In Vlaanderen zijn beiden nobele onbekenden. Dat kan echter veranderen na Leopolds zinderende verfilming van Bakkers aangrijpende debuutwerk, ook al is een release in volle zomervakantie wat ongelukkig. Cineaste en schrijver bezitten immers een gelijkaardig talent; namelijk het vermogen dingen te laten zien zonder ze te tonen en zaken in woorden te onthullen zonder ze te benoemen.

Boven is het stil is een vader-zoonverhaal vol frustraties, loutering en verzoening (met zichzelf). Centraal staat Helmer, een boerenzoon die opgesloten zit in een leven/bedrijf dat niet het zijne is, maar dat van zijn vader. Wanneer de zieke, oude man naar een kamer op de bovenverdieping verhuist, betekent dit voor de zwijgzame boer een nieuwe start.
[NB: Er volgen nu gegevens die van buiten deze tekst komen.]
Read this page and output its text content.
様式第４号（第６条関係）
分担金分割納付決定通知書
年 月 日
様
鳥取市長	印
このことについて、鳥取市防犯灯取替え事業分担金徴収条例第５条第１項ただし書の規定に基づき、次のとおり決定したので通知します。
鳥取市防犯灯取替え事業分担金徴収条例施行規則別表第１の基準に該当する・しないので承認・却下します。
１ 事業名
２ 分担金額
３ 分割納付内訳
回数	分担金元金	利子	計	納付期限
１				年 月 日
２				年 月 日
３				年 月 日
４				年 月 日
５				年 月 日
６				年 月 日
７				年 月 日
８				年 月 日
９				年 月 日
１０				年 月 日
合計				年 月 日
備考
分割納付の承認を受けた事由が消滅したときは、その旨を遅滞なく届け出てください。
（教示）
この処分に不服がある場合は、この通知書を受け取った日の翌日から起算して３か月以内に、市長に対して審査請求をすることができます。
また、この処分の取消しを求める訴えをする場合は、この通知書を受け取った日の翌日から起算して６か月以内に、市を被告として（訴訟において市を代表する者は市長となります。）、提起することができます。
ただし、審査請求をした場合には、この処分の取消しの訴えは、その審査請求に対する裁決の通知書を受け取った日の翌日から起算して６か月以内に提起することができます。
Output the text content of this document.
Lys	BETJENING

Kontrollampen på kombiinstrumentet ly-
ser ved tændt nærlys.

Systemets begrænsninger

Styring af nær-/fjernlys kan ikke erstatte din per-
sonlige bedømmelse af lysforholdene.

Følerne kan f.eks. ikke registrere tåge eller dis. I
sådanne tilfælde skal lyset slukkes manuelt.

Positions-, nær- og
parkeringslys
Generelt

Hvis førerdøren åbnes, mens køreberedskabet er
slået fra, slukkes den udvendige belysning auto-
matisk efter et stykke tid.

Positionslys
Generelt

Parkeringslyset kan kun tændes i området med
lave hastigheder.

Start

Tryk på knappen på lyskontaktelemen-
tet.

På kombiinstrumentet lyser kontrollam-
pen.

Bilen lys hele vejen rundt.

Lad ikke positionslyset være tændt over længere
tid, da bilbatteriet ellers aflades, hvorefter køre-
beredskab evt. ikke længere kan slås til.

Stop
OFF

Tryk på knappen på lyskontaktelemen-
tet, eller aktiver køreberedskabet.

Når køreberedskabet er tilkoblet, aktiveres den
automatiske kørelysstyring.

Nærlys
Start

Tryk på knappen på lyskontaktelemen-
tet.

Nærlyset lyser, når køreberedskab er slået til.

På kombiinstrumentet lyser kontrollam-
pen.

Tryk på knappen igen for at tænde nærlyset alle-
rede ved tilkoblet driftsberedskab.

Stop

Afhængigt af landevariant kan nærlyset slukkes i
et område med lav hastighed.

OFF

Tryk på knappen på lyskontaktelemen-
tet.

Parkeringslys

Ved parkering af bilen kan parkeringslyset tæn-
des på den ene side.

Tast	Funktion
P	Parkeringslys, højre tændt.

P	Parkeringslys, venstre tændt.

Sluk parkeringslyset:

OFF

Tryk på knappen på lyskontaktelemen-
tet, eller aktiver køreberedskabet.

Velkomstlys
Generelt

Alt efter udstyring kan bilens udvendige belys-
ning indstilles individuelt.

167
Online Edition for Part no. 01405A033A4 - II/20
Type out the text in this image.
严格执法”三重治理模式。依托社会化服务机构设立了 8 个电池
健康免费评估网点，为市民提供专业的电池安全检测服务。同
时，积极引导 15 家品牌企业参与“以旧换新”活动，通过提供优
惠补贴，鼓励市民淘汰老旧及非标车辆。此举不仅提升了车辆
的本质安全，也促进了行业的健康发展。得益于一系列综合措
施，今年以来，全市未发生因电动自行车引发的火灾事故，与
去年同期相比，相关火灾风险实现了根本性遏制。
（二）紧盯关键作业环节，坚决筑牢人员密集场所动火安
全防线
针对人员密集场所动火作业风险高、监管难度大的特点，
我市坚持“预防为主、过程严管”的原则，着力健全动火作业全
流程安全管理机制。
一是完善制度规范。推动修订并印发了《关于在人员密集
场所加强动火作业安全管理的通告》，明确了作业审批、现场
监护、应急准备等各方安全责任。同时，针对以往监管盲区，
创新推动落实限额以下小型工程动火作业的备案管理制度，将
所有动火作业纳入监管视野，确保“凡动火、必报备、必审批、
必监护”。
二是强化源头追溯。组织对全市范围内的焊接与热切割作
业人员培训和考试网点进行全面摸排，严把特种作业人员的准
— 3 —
Een nieuwe lente, een nieuw geluid.

Maar wat met de verdrongen gevoelens? Met de pijnlijke herinneringen? Met de ook al gesloten melkrijder? Met de voorzichtige toenadering? Met de stilte? Met de dood? Met de liefde voor het leven? Met de dieren en de natuur? Dat is voer voor Bakkers enigmatische ik-verhaal en Leopolds ascetische, uitgepuurde romanbewerking.

Als schrijver zit je overigens altijd in een win-winsituatie, zei Bakker toen hij in Gent de film kwam voorstellen: “Ik wou niets met de verfilming te maken hebben, omdat het twee totaal verschillende vakken zijn, schrijven en films maken. Maar als schrijver kan je nooit verliezen. Stel dat mensen het een enorm slechte film vinden, dan zullen de recensenten schrijven dat het boek veel beter was. Dan win je als schrijver. Wordt de film daarentegen een succes, dan verkoop je een aantal extra filmedities”.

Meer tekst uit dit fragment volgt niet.